BLPC not accepting FTC ruling Loop Barbados

The content originally appeared on: News Americas Now

Black Immigrant Daily News

The content originally appeared on: Barbados News

The Barbados Light and Power Company Ltd (BLPC) has expressed their dissatisfaction with the Fair Trading Commission’s (FTC) decision to reject their request for an increase in electricity rates at this time, and is demanding the financial regulator review the ruling.

In a statement issued on Thursday, the utility company said that FTC’s decision has already negatively impacted their corporate image and could sap investor confidence.

BLPC announced that they have filed a Motion to Review and Stay of the Implementation of the FTC’s decision, to temporarily halt its application.

“Last week, the regulator accepted our Motion for Review and agreed to hear the matter over the coming months. We look forward to this.”

BLPC stated that FTC’s ruling in February was “deeply concerning”, as it contradicted previous decisions made by regulator.

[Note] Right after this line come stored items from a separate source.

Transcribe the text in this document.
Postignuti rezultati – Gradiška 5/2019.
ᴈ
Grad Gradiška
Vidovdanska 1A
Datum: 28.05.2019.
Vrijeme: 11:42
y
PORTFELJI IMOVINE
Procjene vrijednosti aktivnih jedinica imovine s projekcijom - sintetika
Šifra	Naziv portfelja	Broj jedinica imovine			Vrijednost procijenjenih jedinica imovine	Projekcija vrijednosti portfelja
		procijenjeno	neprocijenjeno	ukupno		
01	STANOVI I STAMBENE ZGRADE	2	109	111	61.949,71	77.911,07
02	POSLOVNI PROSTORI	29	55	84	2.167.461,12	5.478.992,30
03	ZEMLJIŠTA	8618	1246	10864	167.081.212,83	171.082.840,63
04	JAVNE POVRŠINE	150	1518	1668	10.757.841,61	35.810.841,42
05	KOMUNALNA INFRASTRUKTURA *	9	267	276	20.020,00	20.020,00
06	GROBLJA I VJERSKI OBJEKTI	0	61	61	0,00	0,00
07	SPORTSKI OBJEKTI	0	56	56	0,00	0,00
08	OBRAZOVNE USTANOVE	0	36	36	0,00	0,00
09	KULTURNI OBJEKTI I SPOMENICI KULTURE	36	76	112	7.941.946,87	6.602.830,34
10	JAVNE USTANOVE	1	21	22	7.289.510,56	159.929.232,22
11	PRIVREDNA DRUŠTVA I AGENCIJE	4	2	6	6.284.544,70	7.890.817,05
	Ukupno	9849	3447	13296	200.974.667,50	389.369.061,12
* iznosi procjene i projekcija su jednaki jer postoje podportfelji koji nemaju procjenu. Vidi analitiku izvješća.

“Our primary concerns are the retroactive actions and inequitable adjustments in the decision which, we believe, send a negative message to investors and could undermine investor confidence.

The regulator, in its decision, has changed decisions it made several years in the past. Altering rules years after decisions have been made impacts not only the utility and customers, but also the long term stability of the energy market and all investors in the sector,” the statement said.

BLPC also queried FTC’s decision to discontinue the ability to use batteries, which aligned with the country’s 2030 renewable energy goals.

“At this time the island urgently needs a substantial amount of batteries to achieve its renewable energy policy goals. We purchased batteries in 2018, which have been instrumental in balancing the renewable energy expansion on the grid. We are therefore perplexed as to why they have disallowed and the prudence of future batteries questioned, especially considering the critical need for more batteries to support the island’s energy transition,” BLPC continued.